Toutefois, le consentement du ou des indivisaires titulaires d'au moins deux tiers des droits indivis est requis pour effectuer tout acte qui ne ressortit pas à l'exploitation normale des biens indivis et pour effectuer tout acte de disposition autre que ceux mentionnés au 3° du même article 815-3.

Le ou les indivisaires sont tenus d'en informer les autres indivisaires.

II. - Pour l'application du deuxième alinéa du I du présent article, le ou les indivisaires titulaires d'au moins deux tiers des droits indivis expriment devant un notaire, à cette majorité, leur intention de procéder à l'aliénation ou au partage du bien indivis.

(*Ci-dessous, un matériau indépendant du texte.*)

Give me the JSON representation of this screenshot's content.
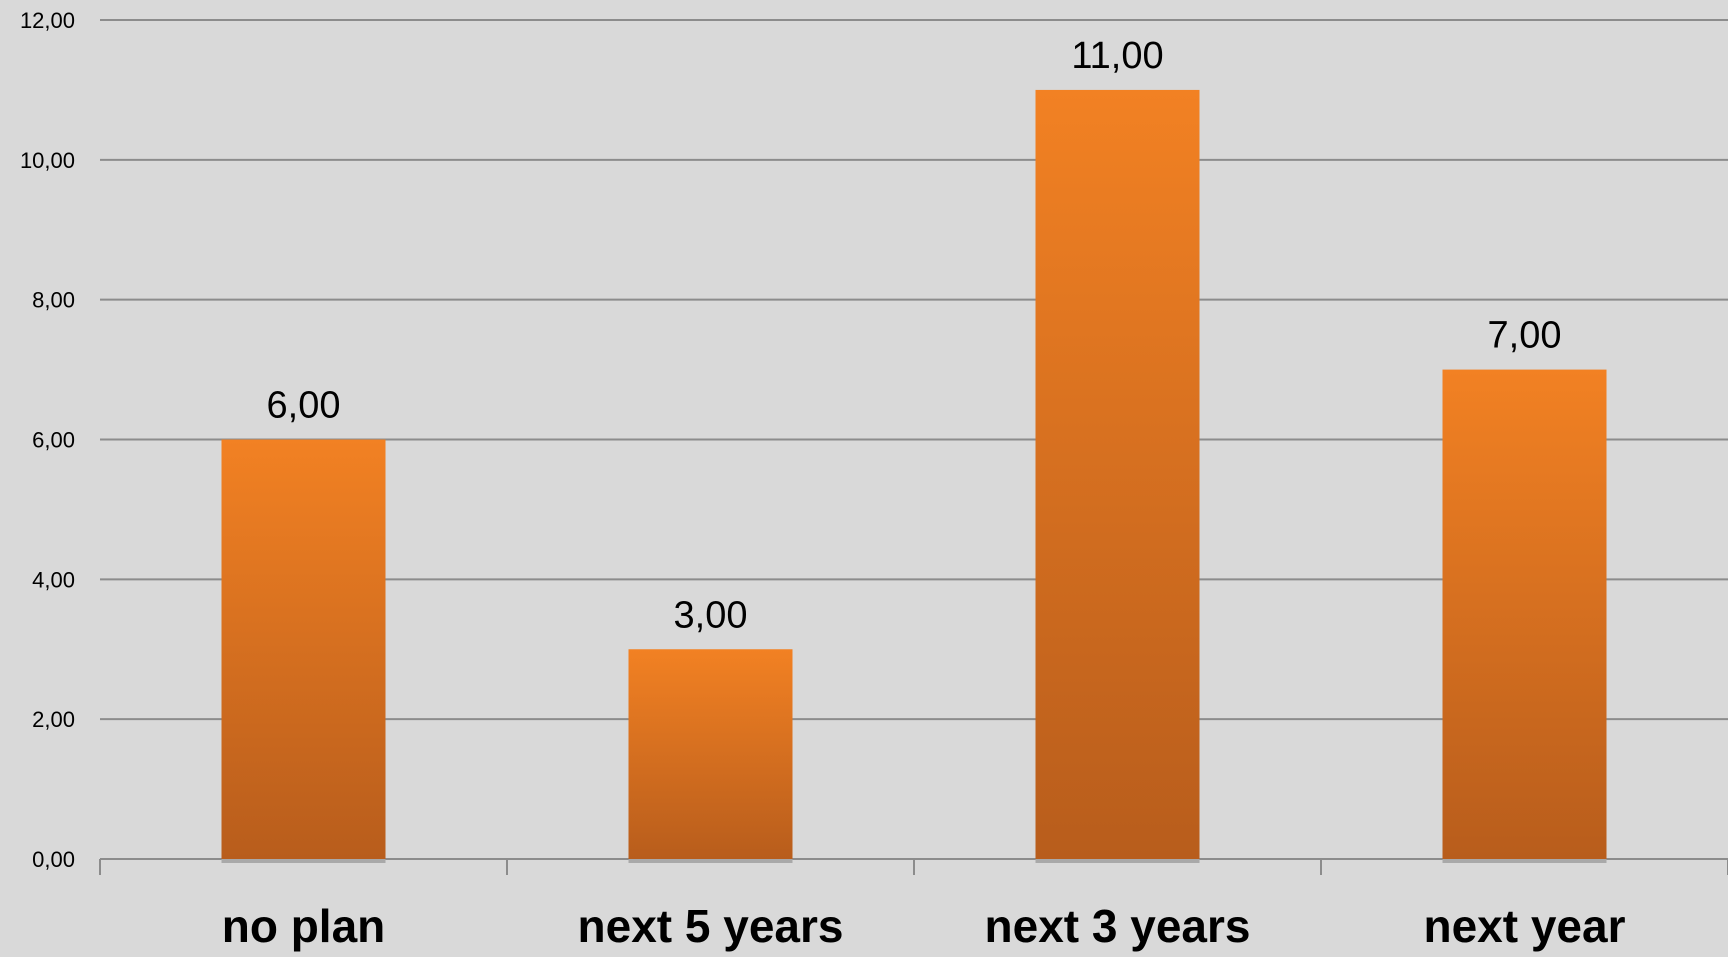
{
  "chart_data": {
    "type": "bar",
    "title": "",
    "xlabel": "",
    "ylabel": "",
    "categories": [
      "no plan",
      "next 5 years",
      "next 3 years",
      "next year"
    ],
    "values": [
      6,
      3,
      11,
      7
    ],
    "data_labels": [
      "6,00",
      "3,00",
      "11,00",
      "7,00"
    ],
    "ylim": [
      0,
      12
    ],
    "y_ticks": [
      0,
      2,
      4,
      6,
      8,
      10,
      12
    ],
    "y_tick_labels": [
      "0,00",
      "2,00",
      "4,00",
      "6,00",
      "8,00",
      "10,00",
      "12,00"
    ],
    "grid": true,
    "legend": "none",
    "colors": {
      "bar_top": "#f28123",
      "bar_bottom": "#b85d1c",
      "background": "#d9d9d9",
      "grid": "#8c8c8c"
    }
  }
}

Dans un délai d'un mois à compter du recueil de cette intention, le notaire fait signifier le projet d'aliénation ou de partage aux autres indivisaires et procède à sa publication dans un journal d'annonces légales au lieu de situation du bien ainsi que par voie d'affichage et sur un site internet.

Si l'un ou plusieurs des indivisaires s'opposent à l'aliénation ou au partage du bien indivis dans un délai de trois mois à compter de la signification du projet, le notaire le constate par procès-verbal.

En cas d'opposition d'un ou de plusieurs indivisaires, le tribunal judiciaire peut autoriser l'aliénation ou le partage du bien indivis si ceux-ci ne portent pas une atteinte excessive aux droits des autres indivisaires.

L'aliénation ou le partage effectués dans les conditions définies au présent article sont opposables à l'indivisaire dont le consentement a fait défaut, sauf si l'intention d'aliéner ou de partager le bien du ou des indivisaires titulaires d'au moins deux tiers des droits indivis ne lui avait pas été signifiée selon les modalités définies au deuxième alinéa du présent II.